An important difference between these quantities is that the relation between odds and the input variables in the model is multiplicative in nature.

\[ \frac{p_i}{1-p_i} = e^{\beta_0 + \beta_1 X_{i}} = e^{\beta_0} \times e^{\beta_1 X_{i}} \qquad [\text{multiplicative}] \] So the coefficients describe multiplicative changes, e.g., “by a factor of”, “times higher/lower”

Odds vs log odds (cont.)

The log odds, instead, are related linearly with the input variables, same as in MLR!

\[ \log\left(\frac{p_i}{1-p_i}\right) = \beta_0 + \beta_1 X_{i} \qquad [\text{linear}] \]

So the coefficients describe linear changes, e.g., “units larger/smaller”

Odds ratio

To understand better the multiplicative nature of odds, suppose that \(X\) is a dummy variable,

\[ \text{odds}_i = e^{\beta_0 + \beta_1X_i} \] For example: \(X_i = 1\) for passengers registered as male and 0 for female (reference group). Note that

\[\begin{aligned} \text{If } X_i &= 0, \quad \text{odds}_F = e^\beta_0 \\ \text{If } X_i &= 1, \quad \text{odds}_M = e^{\beta_0 + \beta_1} = e^\beta_0 e^\beta_1 \end{aligned}\]

Odds ratio (cont.)

Then, \[\underbrace{\frac{\text{odds}_M}{\text{odds}_F}}_{\textbf{odds ratio}} = \frac{e^{\beta_0 + \beta_1}}{e^{\beta_0}} = e^{\beta_1}\] or equivalently,

\[ \text{odds}_M = e^{\beta_1} \times \text{odds}_F \] Which shows that \(e^\beta_1\) is a factor that multiplies the odds of the reference group.
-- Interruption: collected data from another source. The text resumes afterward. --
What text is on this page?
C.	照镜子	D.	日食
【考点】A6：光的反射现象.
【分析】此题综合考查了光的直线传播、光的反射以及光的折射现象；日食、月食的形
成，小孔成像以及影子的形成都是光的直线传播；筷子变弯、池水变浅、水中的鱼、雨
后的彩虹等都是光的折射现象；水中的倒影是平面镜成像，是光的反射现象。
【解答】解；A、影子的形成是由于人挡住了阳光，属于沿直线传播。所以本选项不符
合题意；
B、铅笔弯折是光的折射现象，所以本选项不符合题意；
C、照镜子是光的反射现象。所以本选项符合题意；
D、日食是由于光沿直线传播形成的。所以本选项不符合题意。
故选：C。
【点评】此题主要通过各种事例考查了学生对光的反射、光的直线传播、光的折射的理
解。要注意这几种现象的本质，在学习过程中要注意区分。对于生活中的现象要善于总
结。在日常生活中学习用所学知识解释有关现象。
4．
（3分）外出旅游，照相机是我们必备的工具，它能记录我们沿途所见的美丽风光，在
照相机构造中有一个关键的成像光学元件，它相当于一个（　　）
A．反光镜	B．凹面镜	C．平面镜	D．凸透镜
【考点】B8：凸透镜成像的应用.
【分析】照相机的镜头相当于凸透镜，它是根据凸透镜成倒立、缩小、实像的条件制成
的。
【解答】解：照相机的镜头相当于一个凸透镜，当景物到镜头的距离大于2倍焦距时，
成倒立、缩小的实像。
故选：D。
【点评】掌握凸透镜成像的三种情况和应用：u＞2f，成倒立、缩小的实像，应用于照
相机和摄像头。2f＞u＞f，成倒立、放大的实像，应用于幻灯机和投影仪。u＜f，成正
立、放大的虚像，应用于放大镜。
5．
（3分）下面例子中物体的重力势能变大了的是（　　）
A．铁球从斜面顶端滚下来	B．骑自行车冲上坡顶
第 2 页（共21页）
Interpretation of odds ratio

The quantity \(e^{\hat{\beta}_1} = e^{-2.514} = 0.08097\) multiplies the female passenger odds.
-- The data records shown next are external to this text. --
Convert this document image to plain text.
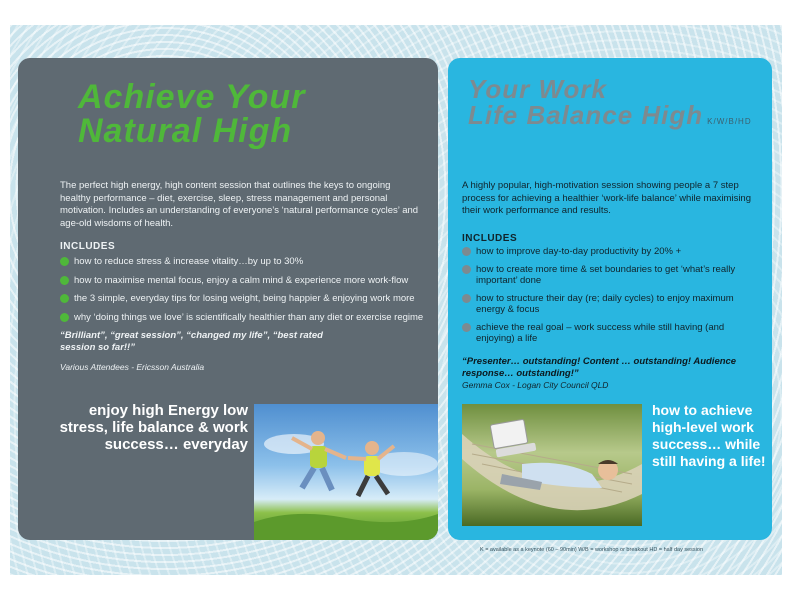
Achieve Your
Natural High
The perfect high energy, high content session that outlines the keys to ongoing healthy performance – diet, exercise, sleep, stress management and personal motivation. Includes an understanding of everyone’s ‘natural performance cycles’ and age-old wisdoms of health.
INCLUDES
how to reduce stress & increase vitality…by up to 30%
how to maximise mental focus, enjoy a calm mind & experience more work-flow
the 3 simple, everyday tips for losing weight, being happier & enjoying work more
why ‘doing things we love’ is scientifically healthier than any diet or exercise regime
“Brilliant”, “great session”, “changed my life”, “best rated session so far!!”
Various Attendees - Ericsson Australia
enjoy high Energy low stress, life balance & work success… everyday
Your Work
Life Balance High K/W/B/HD
A highly popular, high-motivation session showing people a 7 step process for achieving a healthier ‘work-life balance’ while maximising their work performance and results.
INCLUDES
how to improve day-to-day productivity by 20% +
how to create more time & set boundaries to get ‘what’s really important’ done
how to structure their day (re; daily cycles) to enjoy maximum energy & focus
achieve the real goal – work success while still having (and enjoying) a life
“Presenter… outstanding! Content … outstanding! Audience response… outstanding!”
Gemma Cox - Logan City Council QLD
how to achieve high-level work success… while still having a life!
K = available as a keynote (60 – 90min) W/B = workshop or breakout HD = half day session
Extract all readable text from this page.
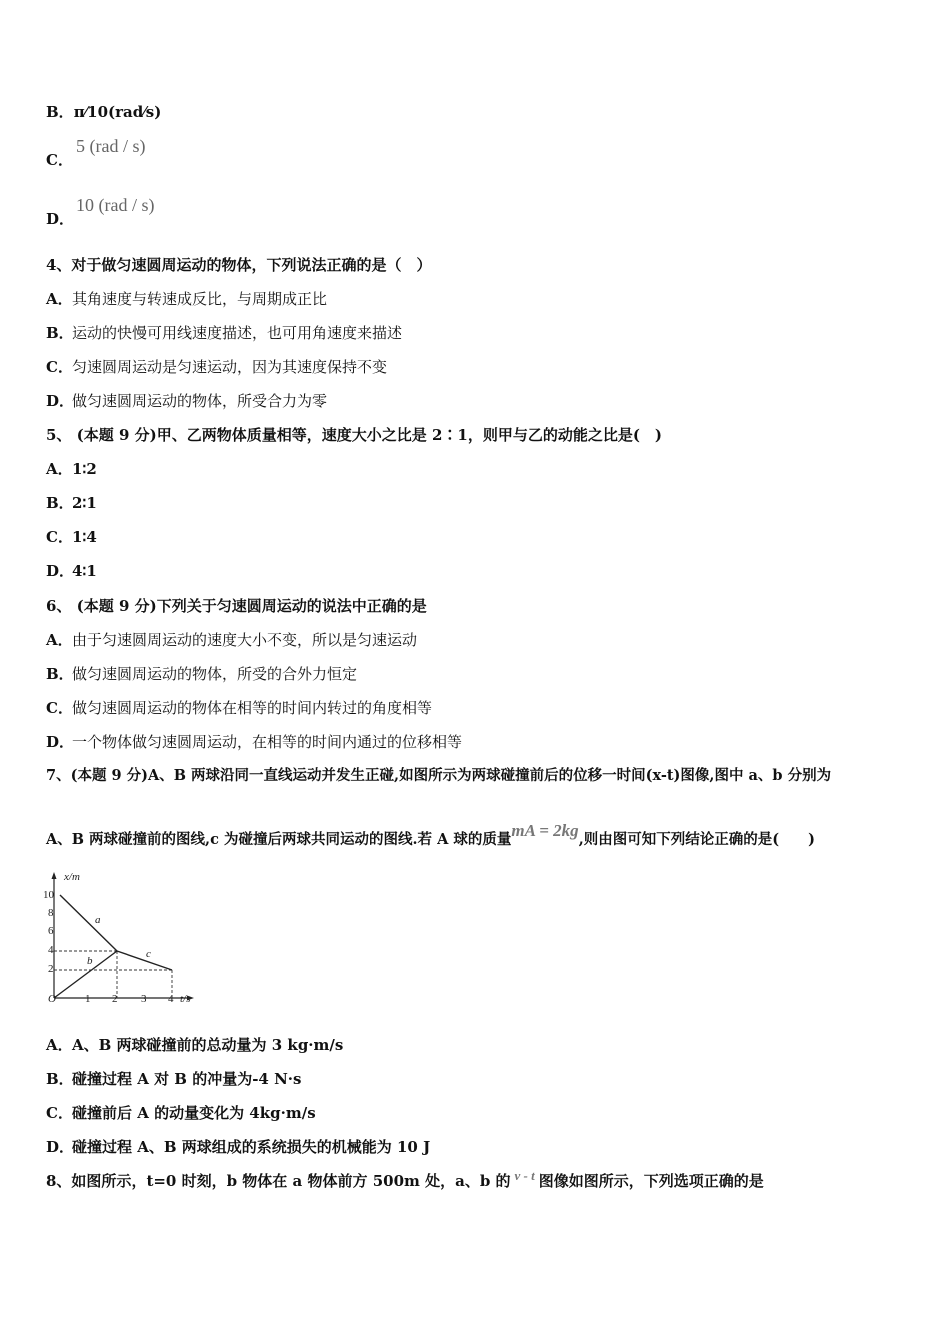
B．π⁄10(rad⁄s)
C．
5 (rad / s)
D．
10 (rad / s)
4、对于做匀速圆周运动的物体，下列说法正确的是（　）
A．其角速度与转速成反比，与周期成正比
B．运动的快慢可用线速度描述，也可用角速度来描述
C．匀速圆周运动是匀速运动，因为其速度保持不变
D．做匀速圆周运动的物体，所受合力为零
5、 (本题 9 分)甲、乙两物体质量相等，速度大小之比是 2∶1，则甲与乙的动能之比是(　)
A．1∶2
B．2∶1
C．1∶4
D．4∶1
6、 (本题 9 分)下列关于匀速圆周运动的说法中正确的是
A．由于匀速圆周运动的速度大小不变，所以是匀速运动
B．做匀速圆周运动的物体，所受的合外力恒定
C．做匀速圆周运动的物体在相等的时间内转过的角度相等
D．一个物体做匀速圆周运动，在相等的时间内通过的位移相等
7、(本题 9 分)A、B 两球沿同一直线运动并发生正碰,如图所示为两球碰撞前后的位移一时间(x-t)图像,图中 a、b 分别为
A、B 两球碰撞前的图线,c 为碰撞后两球共同运动的图线.若 A 球的质量mA = 2kg,则由图可知下列结论正确的是(　　)
x/m
t/s
O
10
8
6
4
2
1 2 3 4
a
b
c
A．A、B 两球碰撞前的总动量为 3 kg·m/s
B．碰撞过程 A 对 B 的冲量为-4 N·s
C．碰撞前后 A 的动量变化为 4kg·m/s
D．碰撞过程 A、B 两球组成的系统损失的机械能为 10 J
8、如图所示，t=0 时刻，b 物体在 a 物体前方 500m 处，a、b 的 v - t 图像如图所示，下列选项正确的是
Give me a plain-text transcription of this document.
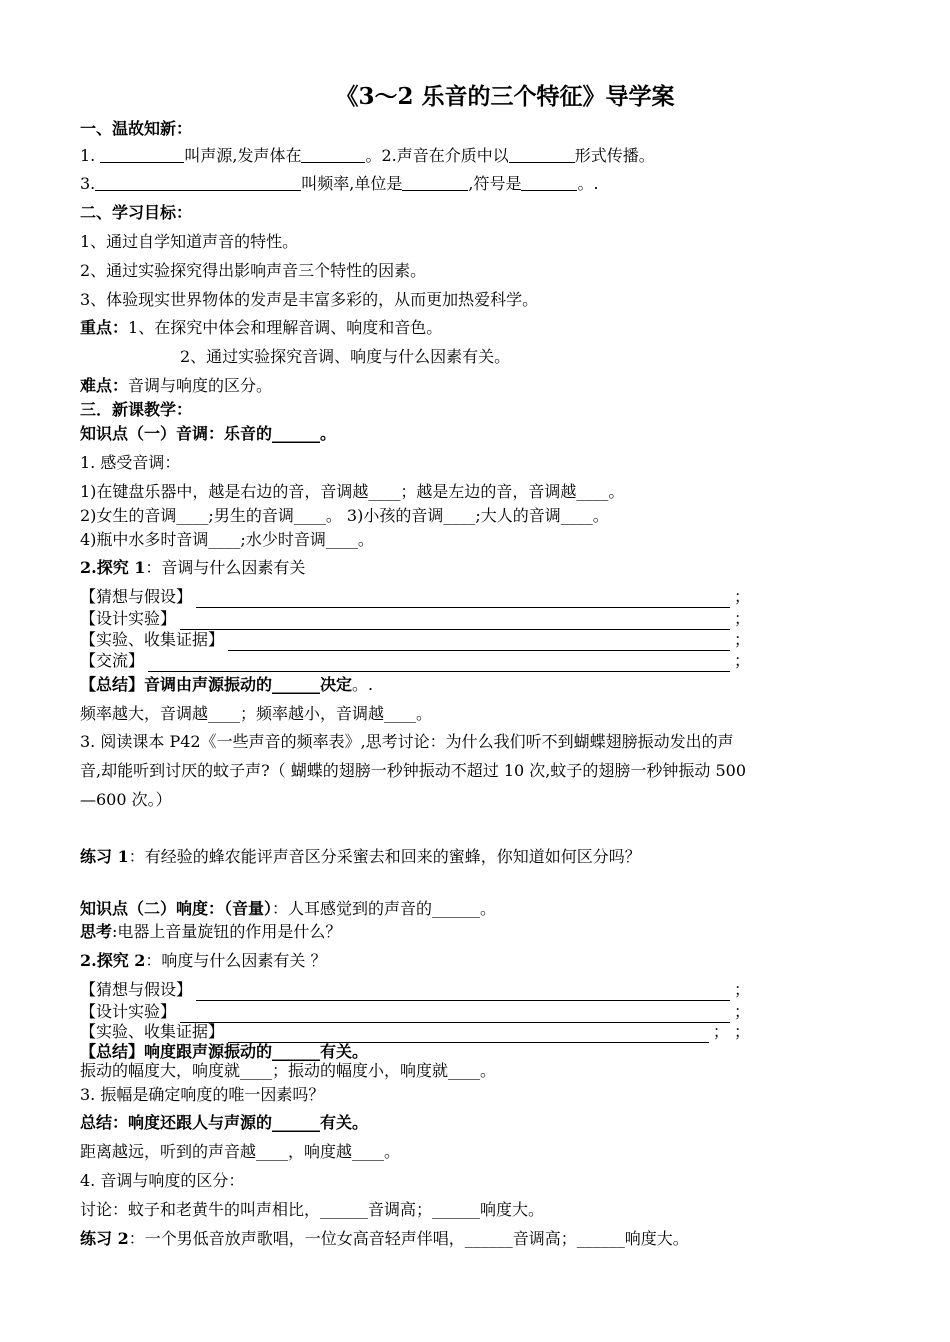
《3～2 乐音的三个特征》导学案
一、温故知新：
1.	叫声源,发声体在	。2.声音在介质中以	形式传播。
3.	叫频率,单位是	,符号是	。.
二、学习目标：
1、通过自学知道声音的特性。
2、通过实验探究得出影响声音三个特性的因素。
3、体验现实世界物体的发声是丰富多彩的，从而更加热爱科学。
重点：1、在探究中体会和理解音调、响度和音色。
2、通过实验探究音调、响度与什么因素有关。
难点：音调与响度的区分。
三．新课教学：
知识点（一）音调：乐音的______。
1. 感受音调：
1)在键盘乐器中，越是右边的音，音调越____；越是左边的音，音调越____。
2)女生的音调____;男生的音调____。 3)小孩的音调____;大人的音调____。
4)瓶中水多时音调____;水少时音调____。
2.探究 1：音调与什么因素有关
【猜想与假设】	；
【设计实验】	；
【实验、收集证据】	；
【交流】	；
【总结】音调由声源振动的______决定。.
频率越大，音调越____；频率越小，音调越____。
3. 阅读课本 P42《一些声音的频率表》,思考讨论：为什么我们听不到蝴蝶翅膀振动发出的声
音,却能听到讨厌的蚊子声?（ 蝴蝶的翅膀一秒钟振动不超过 10 次,蚊子的翅膀一秒钟振动 500
—600 次。）
练习 1：有经验的蜂农能评声音区分采蜜去和回来的蜜蜂，你知道如何区分吗？
知识点（二）响度：（音量）：人耳感觉到的声音的______。
思考:电器上音量旋钮的作用是什么？
2.探究 2：响度与什么因素有关 ？
【猜想与假设】	；
【设计实验】	；
【实验、收集证据】	； ；
【总结】响度跟声源振动的______有关。
振动的幅度大，响度就____；振动的幅度小，响度就____。
3. 振幅是确定响度的唯一因素吗？
总结：响度还跟人与声源的______有关。
距离越远，听到的声音越____，响度越____。
4. 音调与响度的区分：
讨论：蚊子和老黄牛的叫声相比，______音调高；______响度大。
练习 2：一个男低音放声歌唱，一位女高音轻声伴唱，______音调高；______响度大。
\[ \text{odds}_M = 0.08097 \times \text{odds}_F \]

The odds of male is \(0.08097\) times the odds of a female

Since it is awkward to interpret a factor smaller than 1, we can use the properties of the odds (and log odds) to invert the ratio.

Negative log odds

Let’s use a superscript \(S\) to indicated odds of survival and \(D\) for dying:

\[\begin{aligned} \text{odds}^S_M &= e^{-2.51} \times \text{odds}^S_F\\ \frac{1}{\text{odds}^D_M}&= \frac{1}{e^{2.51}} \times \frac{1}{\text{odds}^D_F}\\ \text{odds}^D_M &= e^{2.51} \times \text{odds}^D_F \end{aligned}\]

The male passangers’s odds of dying are increased by a factor \(e^{2.514} = 12.3542\), it’s about 12 times the odds of a female

Percentage change

\[ change \% = \frac{new-old}{old} \times 100\%\]

\[ change \% = \frac{e^{\hat{\beta}_0 + \hat{\beta}_1}-e^{\hat{\beta}_0}}{e^{\hat{\beta}_0}} \times 100\%\]

\[ change \% =(e^{\hat{\beta}_1}-1) \times 100\%\]

\((0.08097 -1)\times 100\% = - 91.9\%\): the odds of surviving decreases by \(91.9\%\) if the passenger is a male

Continuous covariate

The interpretation of coefficients for the logistic regression is analogous to that for the MLR. You just need to be careful which form of the coefficients you are interpreting, i.e., those of the log odds versus those of the odds (obtained with exponentiate = TRUE).

Consider again the model \(\text{odds}_i = e^{\beta_0 + \beta_1X_i}\) but this time \(X_i\) is continuous and increases in 1 unit:

\[\begin{aligned} \text{odds}_{\text{old}} &= e^{\beta_0 + \beta_1X_i} \\ \text{odds}_{\text{new}} &= e^{\beta_0 + \beta_1(X_i+1)} \end{aligned}\]

Taking the ratio of the new and original odds we get

\[ \frac{\text{odds}_{\text{new}}}{\text{odds}_{\text{old}}} = \frac{e^{\beta_0 + \beta_1(X_i+1)}}{e^{\beta_0 + \beta_1X_i}}= e^{\beta_1} \] which means that

\[ \text{odds}_{\text{new}} = e^{\beta_1}\times \text{odds}_{\text{old}} \]

For example: \(e^{0.0152} = 1.0153\), an increase in fare by 1 dollar is associated with an increase in the odds of surviving by a factor of 1.0153, an increase in odds of \((1.0153 - 1)\times 100 \% = 1.53\%\) of the original odds.